McMillan sent a message back through Crozier, saying, as he recalled it, “All I’m trying to do is make this a cosmopolitan city and that will make more money for them. You tell them that and let me know what they say.”
“I was almost ready to throw in the towel,” McMillan admitted in his autobiography. “If he had come back to me and said, ‘Man, they said no. You better cut this crap out,’ I would have peeked at my hole card.”
Instead, Crozier came back and said, “Mac, its OK. They’re going to make their people let blacks stay in the hotels. … Black people can go into restaurants and stay at hotels and gamble and eat and everything else.”
McMillan said in January, “I think the mobsters decided it was better to negotiate than to have cars burning on the Strip. We would have had to do something like that, you see. If not, they would just have sat on the sidewalk and laughed at us.”
The decision was announced at the Moulin Rouge and has become known as “The Moulin Rouge Agreement.”
McMillan resigned his position as head of the NAACP in 1961. He would serve two more two-year terms, but his reputation will forever stand on the 1960 confrontation when the mob blinked before he did.
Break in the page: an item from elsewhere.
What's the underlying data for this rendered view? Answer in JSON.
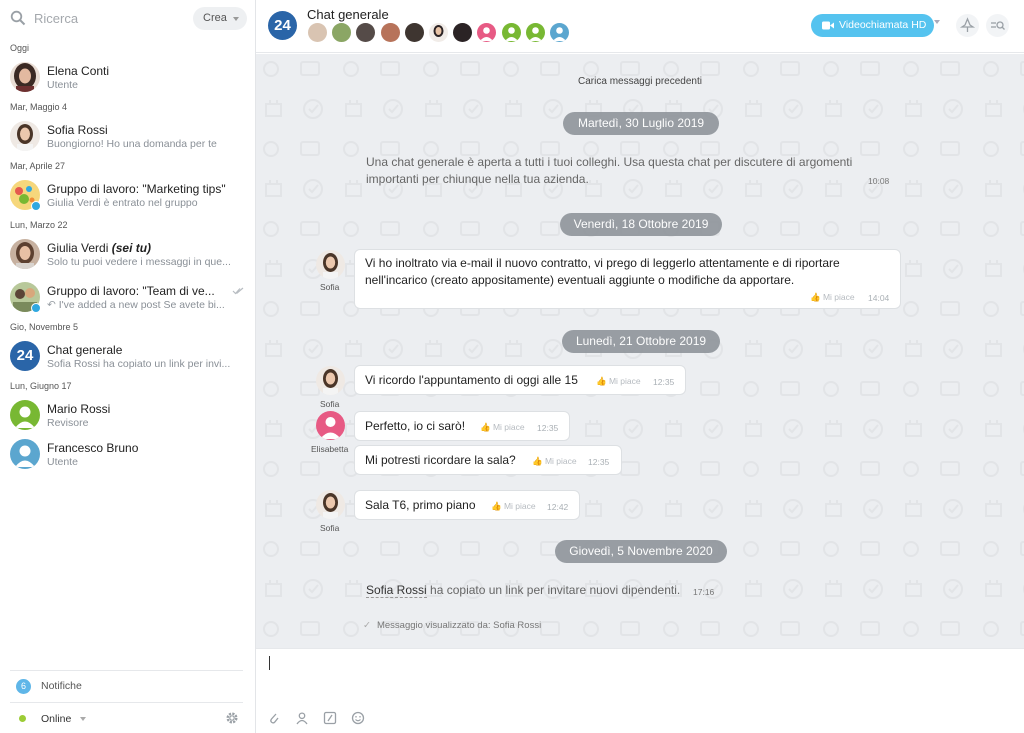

He ran for U.S. Senate against Howard Cannon and Harry Claiborne, ran for County Commission against Bob Baskin and Harley Harmon, and lost each time. He did defeat an incumbent school board member, John Rhodes, and served one term before he was himself defeated in 1996 by a professional educator, Shirley Barber.
McMillan died of cancer on March 20, 1999. Only two months before that, he was still outspoken about his disappointment in public education, and advising that the public not take it lying down.
“I don’t think teachers are doing a good job,” he said. “It seemed impossible that we are taking kids all the way through sixth grade and they are not yet able to read, write or spell. Yet they are promoting a lot of kids instead of holding them back.” Schools remain poor because parents accept it, said McMillan.
“We need people to raise hell,” he said. “And if they can’t get the school district to function through their school board representatives, they need to picket, march and do whatever they can until it changes.”